The regulations surrounding money laundering can be perceived as both difficult and complex. Here, we break down the different parts and focus on what financial regulatory institutions need to do to comply with the law.

General Risk Assessment 

The documentation of the risk assessment should identify all potential threats, vulnerabilities, and risk factors your business may face. The analysis should provide an overview of the risks that exist for your company to be exploited for money laundering or terrorism financing. Each business is unique, and even if two companies are in the same industry, the risks may vary depending on services, types of customers, and personnel structure.

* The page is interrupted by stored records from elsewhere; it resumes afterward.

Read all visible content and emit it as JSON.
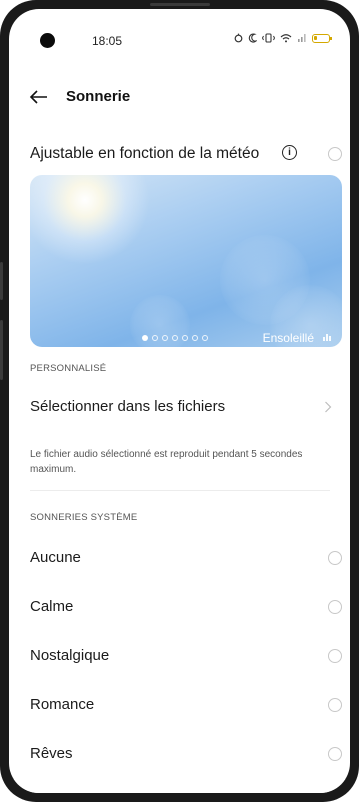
{
  "status": {
    "time": "18:05",
    "icons": [
      "alarm-icon",
      "do-not-disturb-icon",
      "vibrate-icon",
      "wifi-icon",
      "signal-icon",
      "battery-icon"
    ]
  },
  "header": {
    "title": "Sonnerie"
  },
  "weather": {
    "label": "Ajustable en fonction de la météo",
    "info_glyph": "i",
    "card": {
      "condition": "Ensoleillé",
      "page_count": 7,
      "active_page": 1
    }
  },
  "custom": {
    "section_label": "PERSONNALISÉ",
    "select_label": "Sélectionner dans les fichiers",
    "note": "Le fichier audio sélectionné est reproduit pendant 5 secondes maximum."
  },
  "system": {
    "section_label": "SONNERIES SYSTÈME",
    "items": [
      {
        "label": "Aucune"
      },
      {
        "label": "Calme"
      },
      {
        "label": "Nostalgique"
      },
      {
        "label": "Romance"
      },
      {
        "label": "Rêves"
      }
    ]
  },
  "colors": {
    "accent": "#d4a800",
    "sky_top": "#d5e6f6",
    "sky_bottom": "#7fb4e9"
  }
}
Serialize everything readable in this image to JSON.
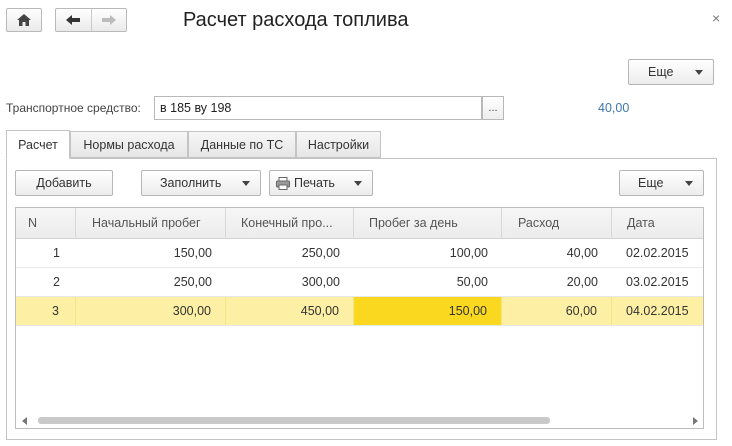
{
  "window": {
    "title": "Расчет расхода топлива",
    "close_glyph": "×"
  },
  "nav": {
    "home_glyph": "⌂",
    "back_glyph": "←",
    "forward_glyph": "→"
  },
  "header": {
    "more_label": "Еще"
  },
  "vehicle": {
    "label": "Транспортное средство:",
    "value": "в 185 ву 198",
    "select_glyph": "...",
    "total": "40,00"
  },
  "tabs": [
    {
      "label": "Расчет",
      "active": true
    },
    {
      "label": "Нормы расхода",
      "active": false
    },
    {
      "label": "Данные по ТС",
      "active": false
    },
    {
      "label": "Настройки",
      "active": false
    }
  ],
  "toolbar": {
    "add_label": "Добавить",
    "fill_label": "Заполнить",
    "print_label": "Печать",
    "more_label": "Еще"
  },
  "table": {
    "columns": [
      "N",
      "Начальный пробег",
      "Конечный про...",
      "Пробег за день",
      "Расход",
      "Дата"
    ],
    "rows": [
      {
        "n": "1",
        "start": "150,00",
        "end": "250,00",
        "day": "100,00",
        "consumption": "40,00",
        "date": "02.02.2015"
      },
      {
        "n": "2",
        "start": "250,00",
        "end": "300,00",
        "day": "50,00",
        "consumption": "20,00",
        "date": "03.02.2015"
      },
      {
        "n": "3",
        "start": "300,00",
        "end": "450,00",
        "day": "150,00",
        "consumption": "60,00",
        "date": "04.02.2015"
      }
    ],
    "selected_row": 3
  },
  "colors": {
    "selected_row": "#fdf0a4",
    "focused_cell": "#f9d81f",
    "total_value": "#3f78a8"
  }
}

The goal of your internal procedures is to clarify to the staff how they should work to prevent money laundering and terrorism financing. Procedures should be designed based on the general risk assessment and include guidelines for processes related to customer identification, monitoring of business relationships, reporting of suspicious activities, and employee training.

Customer Due Diligence (CDD) 

Before initiating a new business relationship or conducting a single transaction that meets certain criteria, you must have sufficient knowledge (due diligence) about the customer. This means identifying the customer's business purpose, verifying the customer's identity, and determining if there is any ultimate beneficial owner or politically exposed person (PEP).

Risk Classification of the Customer 

Based on the customer due diligence information, you should determine the risk level of the specific customer. This risk profile is created by conducting an overall assessment of the customer, the purpose of the business relationship, and other risk indicators. The risk can be classified on a scale, such as low, medium, high, to clearly indicate the risk level.

Continuous Monitoring 

Ongoing business relationships or multiple related transactions require constant monitoring. The two key components of continuous monitoring are keeping customer due diligence updated and being attentive to any deviations in the customer's behavior. All abnormal patterns should be documented and reviewed for suspicion of illegal activity.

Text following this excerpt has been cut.